No próximo dia 25, o professor do departamento de Estatística da UFJF, Marcus Alexandre Nunes, apresentará palestra sobre sua tese de doutorado, com o título “Análise de dados RNA-Seq com excesso de zeros”.
Marcus Nunes possui graduação em Bacharelado em Matemática Aplicada e mestrado em Matemática Pura com Ênfase em Probabilidade e Estatística, ambos pela Universidade Federal do Rio Grande do Sul, e doutorado em Estatística pela Pennsylvania Sate University.
A palestra, aberta ao público e com entrada gratuita, terá início às 15h30, na sala 3504 do Instituto de Ciências Exatas da UFJF. Outras informações pelo telefone (32) 2102-3306 (departamento de Estatística).
Confira abaixo o resumo da palestra:
Título: Análise de Dados RNA-Seq com Excesso de Zeros
Resumo:
As tecnologias de sequenciamento de RNA next-gen estão revolucionando a análise de dados genéticos. Também chamadas de massively parallel signature sequencing (MPSS), estes métodos geram grandes quantidades de dados devido à produção e identificação de milhões de pequenas sequências de código genético. Estas sequências são alinhadas a um genoma de referência e suas ocorrências são contadas. As contagens obtidas por este procedimento são definidas como a expressão gênica dos genes.
Entretanto, uma grande parte destas contagens são zeros. Os Modelos Lineares Generalizados convencionais utilizados para testar a diferença na expressão gênica neste tipo de dado não são capazes de lidar satisfatoriamente com este tipo de dado. Por isso propomos um método capaz de lidar com esta característica dos dados RNA-Seq utilizando o método Hurdle. Mostramos como ajustar estes modelo aos dados de contagem e desenvolvemos um Teste de Razão de Verossimilhança para comparar o ajuste de dois diferentes modelos e assim poder escolher aquele que melhor se ajusta ao dados que analisamos. Também derivamos delineamentos quase ótimos para estes modelos utilizando uma variação do algoritmo de permuta.

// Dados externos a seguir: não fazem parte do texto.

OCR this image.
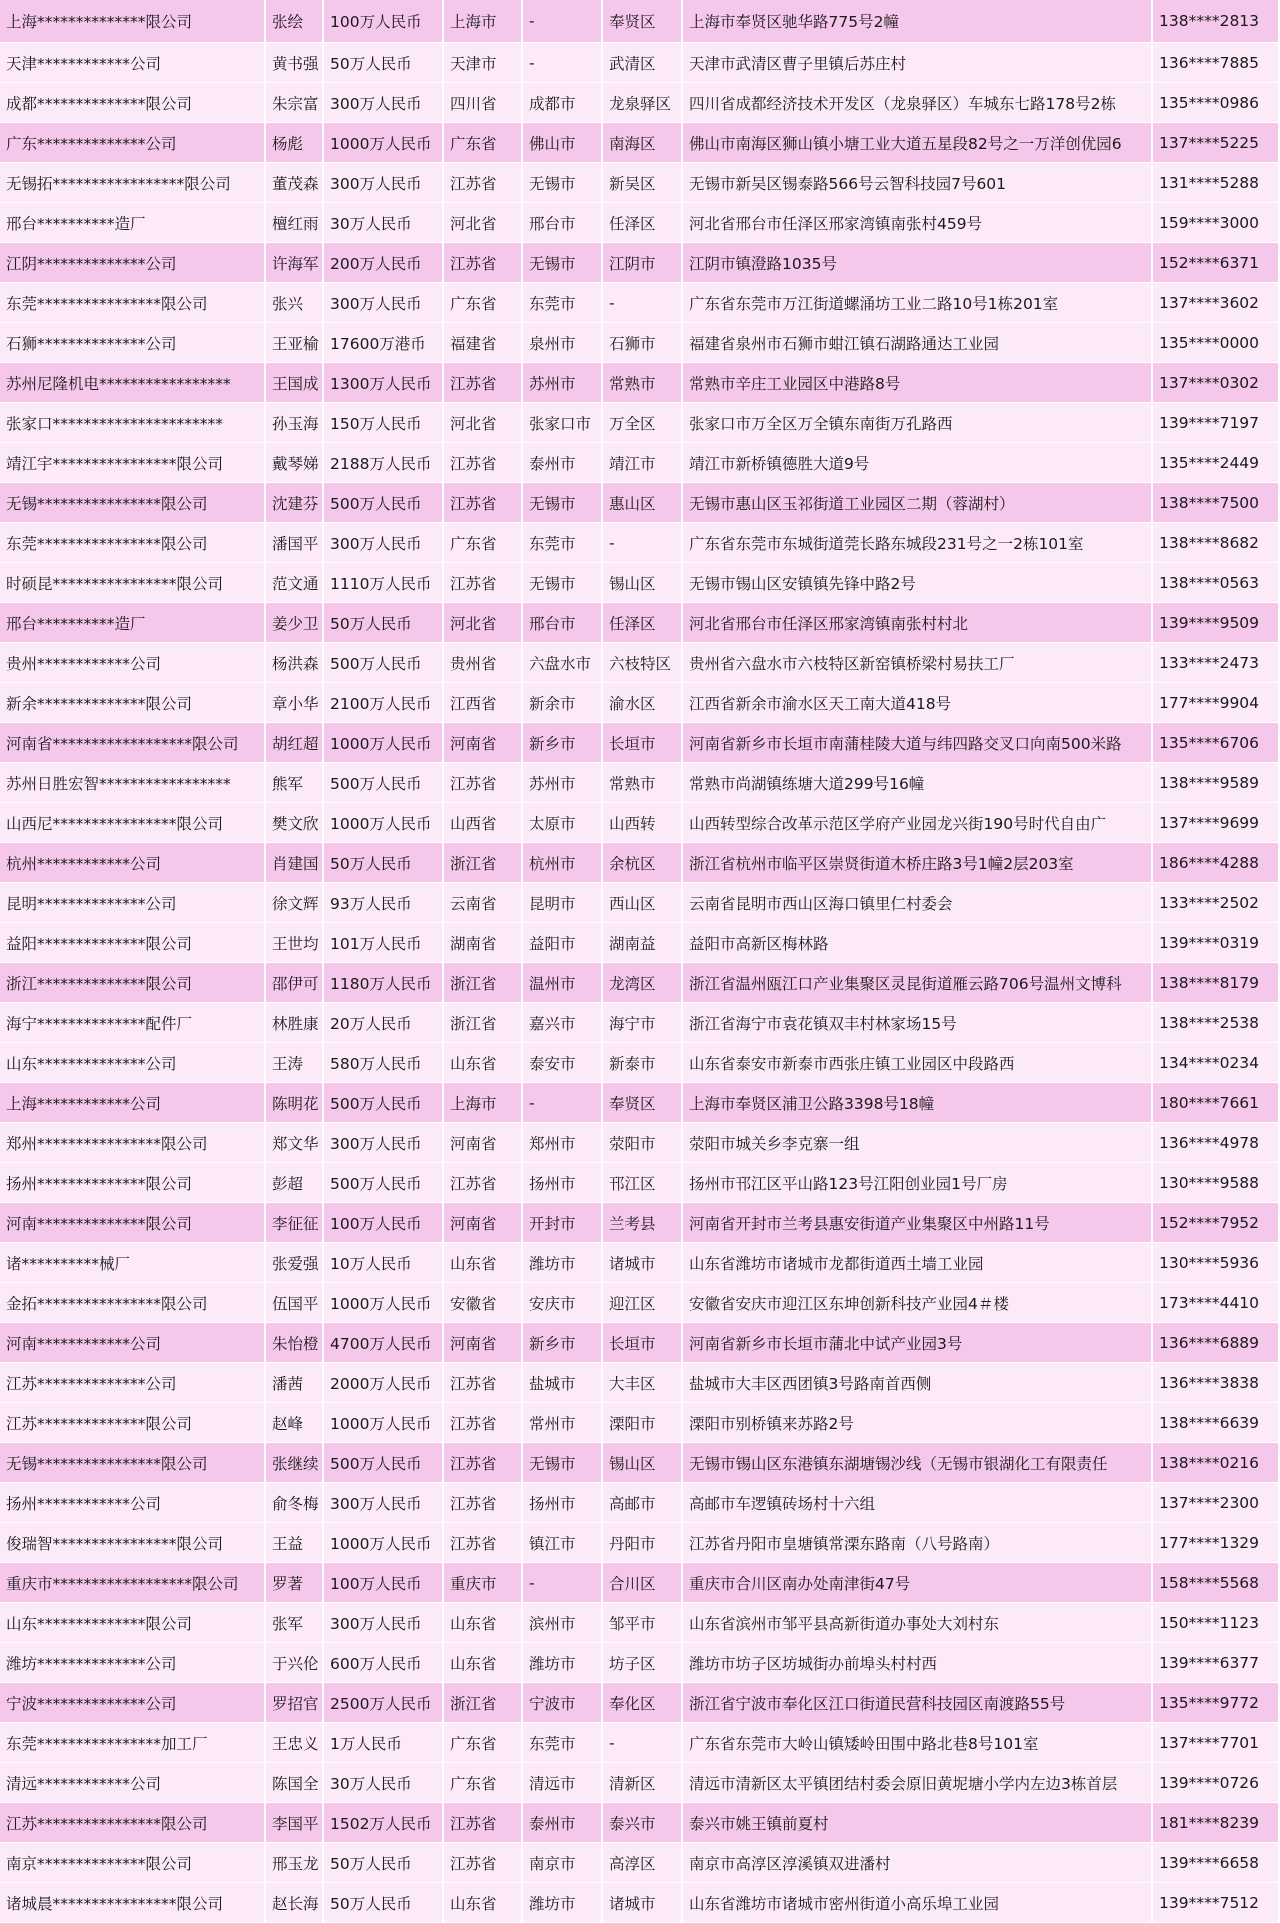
上海**************限公司	张绘	100万人民币	上海市	-	奉贤区	上海市奉贤区驰华路775号2幢	138****2813
天津************公司	黄书强	50万人民币	天津市	-	武清区	天津市武清区曹子里镇后苏庄村	136****7885
成都**************限公司	朱宗富	300万人民币	四川省	成都市	龙泉驿区	四川省成都经济技术开发区（龙泉驿区）车城东七路178号2栋	135****0986
广东**************公司	杨彪	1000万人民币	广东省	佛山市	南海区	佛山市南海区狮山镇小塘工业大道五星段82号之一万洋创优园6	137****5225
无锡拓*****************限公司	董茂森	300万人民币	江苏省	无锡市	新吴区	无锡市新吴区锡泰路566号云智科技园7号601	131****5288
邢台**********造厂	檀红雨	30万人民币	河北省	邢台市	任泽区	河北省邢台市任泽区邢家湾镇南张村459号	159****3000
江阴**************公司	许海军	200万人民币	江苏省	无锡市	江阴市	江阴市镇澄路1035号	152****6371
东莞****************限公司	张兴	300万人民币	广东省	东莞市	-	广东省东莞市万江街道螺涌坊工业二路10号1栋201室	137****3602
石狮**************公司	王亚榆	17600万港币	福建省	泉州市	石狮市	福建省泉州市石狮市蚶江镇石湖路通达工业园	135****0000
苏州尼隆机电*****************	王国成	1300万人民币	江苏省	苏州市	常熟市	常熟市辛庄工业园区中港路8号	137****0302
张家口**********************	孙玉海	150万人民币	河北省	张家口市	万全区	张家口市万全区万全镇东南街万孔路西	139****7197
靖江宇****************限公司	戴琴娣	2188万人民币	江苏省	泰州市	靖江市	靖江市新桥镇德胜大道9号	135****2449
无锡****************限公司	沈建芬	500万人民币	江苏省	无锡市	惠山区	无锡市惠山区玉祁街道工业园区二期（蓉湖村）	138****7500
东莞****************限公司	潘国平	300万人民币	广东省	东莞市	-	广东省东莞市东城街道莞长路东城段231号之一2栋101室	138****8682
时硕昆****************限公司	范文通	1110万人民币	江苏省	无锡市	锡山区	无锡市锡山区安镇镇先锋中路2号	138****0563
邢台**********造厂	姜少卫	50万人民币	河北省	邢台市	任泽区	河北省邢台市任泽区邢家湾镇南张村村北	139****9509
贵州************公司	杨洪森	500万人民币	贵州省	六盘水市	六枝特区	贵州省六盘水市六枝特区新窑镇桥梁村易扶工厂	133****2473
新余**************限公司	章小华	2100万人民币	江西省	新余市	渝水区	江西省新余市渝水区天工南大道418号	177****9904
河南省******************限公司	胡红超	1000万人民币	河南省	新乡市	长垣市	河南省新乡市长垣市南蒲桂陵大道与纬四路交叉口向南500米路	135****6706
苏州日胜宏智*****************	熊军	500万人民币	江苏省	苏州市	常熟市	常熟市尚湖镇练塘大道299号16幢	138****9589
山西尼****************限公司	樊文欣	1000万人民币	山西省	太原市	山西转	山西转型综合改革示范区学府产业园龙兴街190号时代自由广	137****9699
杭州************公司	肖建国	50万人民币	浙江省	杭州市	余杭区	浙江省杭州市临平区崇贤街道木桥庄路3号1幢2层203室	186****4288
昆明**************公司	徐文辉	93万人民币	云南省	昆明市	西山区	云南省昆明市西山区海口镇里仁村委会	133****2502
益阳**************限公司	王世均	101万人民币	湖南省	益阳市	湖南益	益阳市高新区梅林路	139****0319
浙江**************限公司	邵伊可	1180万人民币	浙江省	温州市	龙湾区	浙江省温州瓯江口产业集聚区灵昆街道雁云路706号温州文博科	138****8179
海宁**************配件厂	林胜康	20万人民币	浙江省	嘉兴市	海宁市	浙江省海宁市袁花镇双丰村林家场15号	138****2538
山东**************公司	王涛	580万人民币	山东省	泰安市	新泰市	山东省泰安市新泰市西张庄镇工业园区中段路西	134****0234
上海************公司	陈明花	500万人民币	上海市	-	奉贤区	上海市奉贤区浦卫公路3398号18幢	180****7661
郑州****************限公司	郑文华	300万人民币	河南省	郑州市	荥阳市	荥阳市城关乡李克寨一组	136****4978
扬州**************限公司	彭超	500万人民币	江苏省	扬州市	邗江区	扬州市邗江区平山路123号江阳创业园1号厂房	130****9588
河南**************限公司	李征征	100万人民币	河南省	开封市	兰考县	河南省开封市兰考县惠安街道产业集聚区中州路11号	152****7952
诸**********械厂	张爱强	10万人民币	山东省	潍坊市	诸城市	山东省潍坊市诸城市龙都街道西土墙工业园	130****5936
金拓****************限公司	伍国平	1000万人民币	安徽省	安庆市	迎江区	安徽省安庆市迎江区东坤创新科技产业园4＃楼	173****4410
河南************公司	朱怡橙	4700万人民币	河南省	新乡市	长垣市	河南省新乡市长垣市蒲北中试产业园3号	136****6889
江苏**************公司	潘茜	2000万人民币	江苏省	盐城市	大丰区	盐城市大丰区西团镇3号路南首西侧	136****3838
江苏**************限公司	赵峰	1000万人民币	江苏省	常州市	溧阳市	溧阳市别桥镇来苏路2号	138****6639
无锡****************限公司	张继续	500万人民币	江苏省	无锡市	锡山区	无锡市锡山区东港镇东湖塘锡沙线（无锡市银湖化工有限责任	138****0216
扬州************公司	俞冬梅	300万人民币	江苏省	扬州市	高邮市	高邮市车逻镇砖场村十六组	137****2300
俊瑞智****************限公司	王益	1000万人民币	江苏省	镇江市	丹阳市	江苏省丹阳市皇塘镇常溧东路南（八号路南）	177****1329
重庆市******************限公司	罗著	100万人民币	重庆市	-	合川区	重庆市合川区南办处南津街47号	158****5568
山东**************限公司	张军	300万人民币	山东省	滨州市	邹平市	山东省滨州市邹平县高新街道办事处大刘村东	150****1123
潍坊**************公司	于兴伦	600万人民币	山东省	潍坊市	坊子区	潍坊市坊子区坊城街办前埠头村村西	139****6377
宁波**************公司	罗招官	2500万人民币	浙江省	宁波市	奉化区	浙江省宁波市奉化区江口街道民营科技园区南渡路55号	135****9772
东莞****************加工厂	王忠义	1万人民币	广东省	东莞市	-	广东省东莞市大岭山镇矮岭田围中路北巷8号101室	137****7701
清远************公司	陈国全	30万人民币	广东省	清远市	清新区	清远市清新区太平镇团结村委会原旧黄坭塘小学内左边3栋首层	139****0726
江苏****************限公司	李国平	1502万人民币	江苏省	泰州市	泰兴市	泰兴市姚王镇前夏村	181****8239
南京**************限公司	邢玉龙	50万人民币	江苏省	南京市	高淳区	南京市高淳区淳溪镇双进潘村	139****6658
诸城晨****************限公司	赵长海	50万人民币	山东省	潍坊市	诸城市	山东省潍坊市诸城市密州街道小高乐埠工业园	139****7512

Apresentamos simulações para demonstrar o desempenho do nosso método quando comparado a métodos já existentes na literatura da área. Para obtermos um entendimento das principais características do método, apresentamos resultados utilizando diversos parâmetros. Para verificar o poder do teste e o comportamento assintótico do estimador, simulamos exemplos simples onde analisamos apenas um gene por vez. Para verificar o comportamento do teste em situações similares ao mundo real, simulamos conjuntos de dados que se parecem com aqueles encontrados em experimentos de RNA-Seq.